Data and information are great, but when there’s too much, they can overwhelm an audience. Information needs to be grouped, chunked and organized into logical sections. It cannot be served up as a running narrative, where the presenter strings a series of data points together as if making a paper chain. The paper chain approach assumes the audience will be able to draw their own conclusions. They won’t. They’ll simply see a series of data points.

Easy remedy: Look at the data or info you need to present. There are probably logical categories or sections under which they fall. Organize your information by category or section so that it’s in support of a point, even if the point is just a summary of the importance of that grouping of information. Open and close each section with the point, offering context and meaning before they see the information and after. In other words, draw the conclusions for your audience.

Visuals

It’s become almost de rigueur to moan about PowerPoint presentations. However, most people are visual learners and need the visual reinforcement that slides provide. The issue is not PowerPoint itself, but the quality of what’s on the slides and whether or not they’re user-friendly for the audience.

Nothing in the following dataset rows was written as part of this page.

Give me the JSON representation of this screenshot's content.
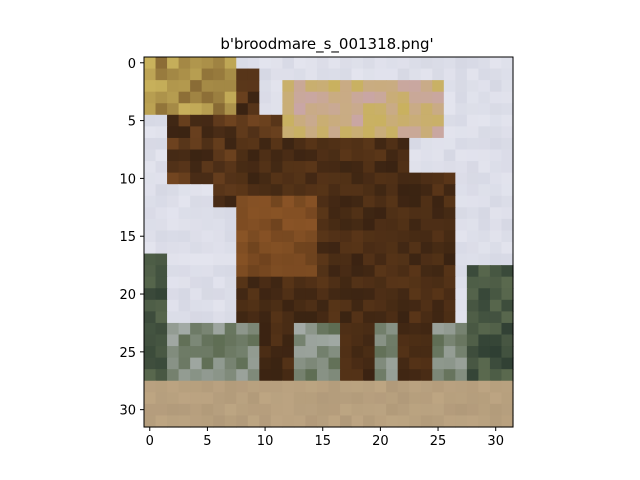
{
  "figure": {
    "title": "b'broodmare_s_001318.png'"
  },
  "image": {
    "subject": "horse-photo",
    "grid": [
      32,
      32
    ],
    "palette": {
      "sky": "#d6d8e4",
      "sky_light": "#e3e4ee",
      "horse_dark": "#3a2312",
      "horse_mid": "#5a3618",
      "horse_light": "#8a5426",
      "ground": "#b19a7a",
      "sand": "#c2aa86",
      "grass": "#5b6a4f",
      "tree": "#2f3f33",
      "yellow": "#c9b25c",
      "pink": "#c9a6a6"
    }
  },
  "axes": {
    "x_ticks": [
      "0",
      "5",
      "10",
      "15",
      "20",
      "25",
      "30"
    ],
    "y_ticks": [
      "0",
      "5",
      "10",
      "15",
      "20",
      "25",
      "30"
    ],
    "xlim": [
      -0.5,
      31.5
    ],
    "ylim": [
      31.5,
      -0.5
    ]
  }
}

We could talk all day about specifics of good visuals, but let’s address two that have the most impact and are easiest to fix:

1. Slide headings should answer why, not what (i.e., why this slide is important, why you need to see this).

To the extent possible, you want to alert your audience to the slide’s takeaway in the heading. So, for instance, rather than a revenue comparison slide that says “Year Over Year Revenue Comparison,” consider a heading that says “Revenue Increased 12% Over Last Year.”

2. Keep slides simple and clean.

Viewers prefer image slides over text slides. Make sure images such as charts and graphs are well marked and readable. Also, keep image slides free of additional text. If you’re tempted to include bullet points on a slide that already has a photo, graph or bar chart on it, think again. Those bullet points probably belong in your notes as reminders of what you want to say about the slide.

Prompts And Cues

Not all information is created equally. There is definitely a pecking order. But your audience won’t know the crucial from the cursory unless you tell them.

Give prompts and cues. Call it out and let your audience know when you’re presenting data that are vitally important or statistically significant. Likewise, let them know when the information is less essential. Guide them, tell them what they need to take notes on and what they can look at with a more casual eye. This invites your audience to be “in the know” with you and goes a long way toward preventing them from feeling overwhelmed.

I live by a “cut to the chase” ethos and am typically a huge advocate for brevity. But I’m also a realist and pragmatist. I know it’s not always possible to be brief. Some presentations are critical opportunities for the sharing of vital information that multiple people need to know. In those situations, then, presenters would do themselves and their audiences a solid to heed the advice above.